It sounds like the set up for a joke, but its not. In the days following the moon landing, the Abrahams are an Indian family on a road trip and stumbled upon the home of Neil Armstrong’s parents and knocked on the door. What happened was probably not what you think.
This little known true story was related to director Josephine Chim by her friend who was a baby at the time it happened. Chimwas intrigued and spent hours interviewing everyone who was there via zoom. She then turned it into this short film.
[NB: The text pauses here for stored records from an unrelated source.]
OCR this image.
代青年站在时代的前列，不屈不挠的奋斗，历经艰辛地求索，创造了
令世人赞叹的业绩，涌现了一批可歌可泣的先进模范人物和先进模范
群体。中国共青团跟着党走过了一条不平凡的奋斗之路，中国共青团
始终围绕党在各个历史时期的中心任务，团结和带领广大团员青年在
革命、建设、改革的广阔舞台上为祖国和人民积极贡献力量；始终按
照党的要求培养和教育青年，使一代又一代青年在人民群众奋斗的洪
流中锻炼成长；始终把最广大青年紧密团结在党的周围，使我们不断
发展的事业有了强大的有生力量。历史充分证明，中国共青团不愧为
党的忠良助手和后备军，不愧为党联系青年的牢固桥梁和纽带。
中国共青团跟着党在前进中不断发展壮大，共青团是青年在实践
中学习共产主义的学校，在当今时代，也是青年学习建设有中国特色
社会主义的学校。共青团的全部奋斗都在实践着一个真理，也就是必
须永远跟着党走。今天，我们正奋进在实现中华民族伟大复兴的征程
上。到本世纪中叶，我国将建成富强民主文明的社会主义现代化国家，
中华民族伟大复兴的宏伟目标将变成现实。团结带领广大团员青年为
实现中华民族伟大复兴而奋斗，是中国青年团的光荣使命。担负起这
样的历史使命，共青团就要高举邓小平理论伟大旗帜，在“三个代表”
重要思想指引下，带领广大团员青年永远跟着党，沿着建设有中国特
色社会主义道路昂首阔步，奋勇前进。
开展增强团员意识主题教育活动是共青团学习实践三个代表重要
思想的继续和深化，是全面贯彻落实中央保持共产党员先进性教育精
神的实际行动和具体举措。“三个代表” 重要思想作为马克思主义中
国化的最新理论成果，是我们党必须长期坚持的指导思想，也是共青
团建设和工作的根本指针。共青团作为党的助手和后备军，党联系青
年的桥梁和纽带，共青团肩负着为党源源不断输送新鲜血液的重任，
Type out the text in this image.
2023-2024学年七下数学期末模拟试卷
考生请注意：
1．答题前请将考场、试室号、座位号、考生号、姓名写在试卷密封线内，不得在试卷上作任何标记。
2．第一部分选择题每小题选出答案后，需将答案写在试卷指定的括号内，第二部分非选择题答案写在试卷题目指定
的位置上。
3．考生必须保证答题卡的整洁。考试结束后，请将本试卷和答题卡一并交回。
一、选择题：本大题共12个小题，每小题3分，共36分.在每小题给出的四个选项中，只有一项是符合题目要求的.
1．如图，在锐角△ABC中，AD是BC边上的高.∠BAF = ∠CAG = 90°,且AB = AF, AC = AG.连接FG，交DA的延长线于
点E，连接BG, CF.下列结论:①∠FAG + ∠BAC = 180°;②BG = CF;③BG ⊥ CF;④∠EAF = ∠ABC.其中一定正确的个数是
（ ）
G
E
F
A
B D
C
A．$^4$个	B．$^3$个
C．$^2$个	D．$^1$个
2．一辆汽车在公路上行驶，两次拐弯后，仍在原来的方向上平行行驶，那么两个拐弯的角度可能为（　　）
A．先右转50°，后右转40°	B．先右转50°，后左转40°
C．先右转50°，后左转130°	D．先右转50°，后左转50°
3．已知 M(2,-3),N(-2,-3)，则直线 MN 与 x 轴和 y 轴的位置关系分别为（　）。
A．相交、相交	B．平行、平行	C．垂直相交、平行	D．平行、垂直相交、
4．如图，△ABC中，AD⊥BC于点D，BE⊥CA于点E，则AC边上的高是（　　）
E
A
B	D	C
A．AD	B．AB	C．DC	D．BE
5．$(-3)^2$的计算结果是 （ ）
The result is an unexpectedly rich tale that raises all sort of intriguing themes and issues beyond the heart warming premise of people connecting simply because despite it all we are all human. In a weird way the film is almost two films in one, one is the story of the dark skinned Abrahams traveling through Middle America in the 1960’s. They are very aware of the racism galloping through the places they are in but they go along anyway. The tale flips in the second half when they meet the Armstrongs and we see the connections between people blossom. While the film feels like two films it really isn’t because the first half makes the second all the more touching.
I was moved.
Honestly my reaction to seeing the film was that even at 32 minutes this film is too short. There is much too much to the tale, and specifically to OC, the father's, connection to the civil rights movement. Reading the stories in the post credits text I was shaking my head wondering why some of that wasn’t in the film. Thankfully, director Chim is in the early stage of preparing a feature version of the tale.
This is a super little film recounting a wonderful story.